There should be 77 of these models:
$ pachctl list file model@master | wc -l 78
But not all of these models are ideal for making our predictions. Our
select pipeline stage automatically selected out the best of these models (based on the evaluation metrics generated by the
test stage). We can see which of the models are ideal for our predictions as follows:
$ pachctl list file select@master | wc -l 36 $ pachctl list file select@master NAME TYPE SIZE model_C0.031_G0.001.pkl file 5.713KiB model_C0.031_G0.004.pkl file 5.713KiB model_C0.031_G0.016.pkl file 5.713KiB model_C0.031_G0.063.pkl file 5.713KiB model_C0.031_G0.25.pkl file 5.713KiB model_C0.031_G1.0.pkl file 5.713KiB model_C0.031_G4.0.pkl file 5.713KiB etc...

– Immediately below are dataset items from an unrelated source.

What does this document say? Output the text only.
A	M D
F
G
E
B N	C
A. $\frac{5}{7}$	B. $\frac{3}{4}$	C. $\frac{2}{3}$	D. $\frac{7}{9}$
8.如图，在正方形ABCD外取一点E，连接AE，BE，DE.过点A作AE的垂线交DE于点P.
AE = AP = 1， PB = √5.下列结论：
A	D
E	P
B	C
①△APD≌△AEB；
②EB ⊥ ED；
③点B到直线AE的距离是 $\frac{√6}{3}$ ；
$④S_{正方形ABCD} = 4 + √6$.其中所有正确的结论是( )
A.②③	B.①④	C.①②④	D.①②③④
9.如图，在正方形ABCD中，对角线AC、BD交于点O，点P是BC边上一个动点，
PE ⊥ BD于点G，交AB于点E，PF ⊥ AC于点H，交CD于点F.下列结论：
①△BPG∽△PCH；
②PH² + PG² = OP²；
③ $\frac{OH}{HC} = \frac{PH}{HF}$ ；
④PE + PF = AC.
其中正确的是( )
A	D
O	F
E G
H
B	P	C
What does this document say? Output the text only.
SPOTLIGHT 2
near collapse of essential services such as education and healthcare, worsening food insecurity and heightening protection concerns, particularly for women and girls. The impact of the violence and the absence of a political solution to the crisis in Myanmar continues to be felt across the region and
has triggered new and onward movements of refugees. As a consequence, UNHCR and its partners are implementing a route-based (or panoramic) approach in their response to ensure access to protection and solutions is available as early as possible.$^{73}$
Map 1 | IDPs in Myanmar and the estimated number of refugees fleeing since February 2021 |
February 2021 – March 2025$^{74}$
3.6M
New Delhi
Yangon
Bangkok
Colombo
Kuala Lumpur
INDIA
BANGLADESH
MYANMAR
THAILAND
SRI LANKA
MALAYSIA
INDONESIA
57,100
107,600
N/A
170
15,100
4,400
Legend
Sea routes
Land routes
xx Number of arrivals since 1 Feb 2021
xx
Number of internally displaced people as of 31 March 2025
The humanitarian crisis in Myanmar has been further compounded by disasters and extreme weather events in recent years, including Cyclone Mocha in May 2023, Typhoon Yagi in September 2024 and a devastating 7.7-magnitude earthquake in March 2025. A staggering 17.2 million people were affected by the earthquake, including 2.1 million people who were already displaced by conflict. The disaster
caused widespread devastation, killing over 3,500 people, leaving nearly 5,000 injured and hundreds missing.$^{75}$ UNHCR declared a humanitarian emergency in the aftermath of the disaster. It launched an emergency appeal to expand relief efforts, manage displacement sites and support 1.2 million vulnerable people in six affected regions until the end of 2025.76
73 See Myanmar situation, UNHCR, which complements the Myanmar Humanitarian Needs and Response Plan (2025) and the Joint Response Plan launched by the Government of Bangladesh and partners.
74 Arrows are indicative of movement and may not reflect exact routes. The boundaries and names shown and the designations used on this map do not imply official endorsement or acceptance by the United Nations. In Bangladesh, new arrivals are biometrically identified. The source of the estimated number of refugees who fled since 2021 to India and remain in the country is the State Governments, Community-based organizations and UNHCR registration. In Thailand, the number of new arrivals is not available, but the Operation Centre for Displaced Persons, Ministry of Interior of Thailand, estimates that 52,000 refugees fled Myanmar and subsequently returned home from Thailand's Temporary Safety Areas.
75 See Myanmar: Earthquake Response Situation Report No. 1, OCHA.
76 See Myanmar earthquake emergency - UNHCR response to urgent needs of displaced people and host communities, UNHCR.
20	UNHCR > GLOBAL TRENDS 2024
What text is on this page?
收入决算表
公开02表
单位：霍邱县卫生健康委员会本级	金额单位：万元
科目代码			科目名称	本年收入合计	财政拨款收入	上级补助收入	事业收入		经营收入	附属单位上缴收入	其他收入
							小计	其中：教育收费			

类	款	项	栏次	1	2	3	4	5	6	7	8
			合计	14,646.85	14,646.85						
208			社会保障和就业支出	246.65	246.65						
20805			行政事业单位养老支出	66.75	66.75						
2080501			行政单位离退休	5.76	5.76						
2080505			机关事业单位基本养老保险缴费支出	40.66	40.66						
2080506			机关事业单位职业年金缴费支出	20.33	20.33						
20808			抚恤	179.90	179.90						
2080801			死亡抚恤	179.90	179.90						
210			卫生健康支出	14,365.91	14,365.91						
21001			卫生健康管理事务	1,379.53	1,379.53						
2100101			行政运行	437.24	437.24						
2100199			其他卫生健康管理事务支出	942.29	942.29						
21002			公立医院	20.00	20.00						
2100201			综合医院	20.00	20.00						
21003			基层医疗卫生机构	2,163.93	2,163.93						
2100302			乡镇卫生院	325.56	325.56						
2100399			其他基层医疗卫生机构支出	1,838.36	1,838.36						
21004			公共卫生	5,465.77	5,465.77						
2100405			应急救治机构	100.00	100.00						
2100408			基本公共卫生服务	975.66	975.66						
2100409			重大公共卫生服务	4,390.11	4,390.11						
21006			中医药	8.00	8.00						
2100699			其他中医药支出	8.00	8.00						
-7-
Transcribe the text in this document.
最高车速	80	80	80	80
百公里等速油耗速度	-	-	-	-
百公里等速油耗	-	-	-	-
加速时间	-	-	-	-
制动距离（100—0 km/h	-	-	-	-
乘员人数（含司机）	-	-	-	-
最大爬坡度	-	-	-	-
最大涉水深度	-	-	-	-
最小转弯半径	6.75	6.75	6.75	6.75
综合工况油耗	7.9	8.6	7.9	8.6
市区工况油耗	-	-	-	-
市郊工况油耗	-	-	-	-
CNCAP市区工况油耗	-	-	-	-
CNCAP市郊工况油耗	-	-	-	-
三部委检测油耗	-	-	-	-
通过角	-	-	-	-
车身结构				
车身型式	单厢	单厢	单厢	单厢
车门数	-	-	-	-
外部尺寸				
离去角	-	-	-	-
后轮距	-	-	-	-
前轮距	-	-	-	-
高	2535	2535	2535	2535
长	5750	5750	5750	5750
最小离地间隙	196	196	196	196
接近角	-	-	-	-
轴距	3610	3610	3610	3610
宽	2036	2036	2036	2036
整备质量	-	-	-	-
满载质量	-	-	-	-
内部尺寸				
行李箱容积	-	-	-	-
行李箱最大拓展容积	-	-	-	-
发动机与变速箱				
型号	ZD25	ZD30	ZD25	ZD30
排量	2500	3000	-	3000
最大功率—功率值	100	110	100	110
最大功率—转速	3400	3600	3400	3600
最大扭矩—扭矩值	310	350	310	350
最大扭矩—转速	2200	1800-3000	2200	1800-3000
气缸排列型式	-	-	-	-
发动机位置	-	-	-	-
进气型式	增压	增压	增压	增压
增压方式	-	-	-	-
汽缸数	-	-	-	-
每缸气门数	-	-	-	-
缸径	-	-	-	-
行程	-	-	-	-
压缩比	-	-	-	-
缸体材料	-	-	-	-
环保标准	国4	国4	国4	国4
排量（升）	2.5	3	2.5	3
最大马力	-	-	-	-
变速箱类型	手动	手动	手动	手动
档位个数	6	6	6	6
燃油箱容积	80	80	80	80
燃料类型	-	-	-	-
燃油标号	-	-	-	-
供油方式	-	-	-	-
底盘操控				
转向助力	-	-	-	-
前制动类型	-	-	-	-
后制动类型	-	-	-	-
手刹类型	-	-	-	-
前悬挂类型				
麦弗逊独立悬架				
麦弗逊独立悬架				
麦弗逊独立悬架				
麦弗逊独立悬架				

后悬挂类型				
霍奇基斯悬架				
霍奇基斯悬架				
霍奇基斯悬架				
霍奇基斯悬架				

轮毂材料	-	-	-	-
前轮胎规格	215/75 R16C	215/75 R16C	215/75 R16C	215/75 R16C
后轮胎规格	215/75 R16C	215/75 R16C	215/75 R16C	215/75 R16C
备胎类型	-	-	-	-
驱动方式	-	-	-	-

Note - Here, 36 of the 77 models were selected as ideal. Due to the fact that we are randomly shuffling our training/test data, your results may vary slightly.
Note - The pipeline we've built here is very easy to generalize for any sort of parameter space exploration. As long as you break up your parameters into individual files (as shown above), you can test the whole parameter space in a massively distributed way and simply pick out the best results.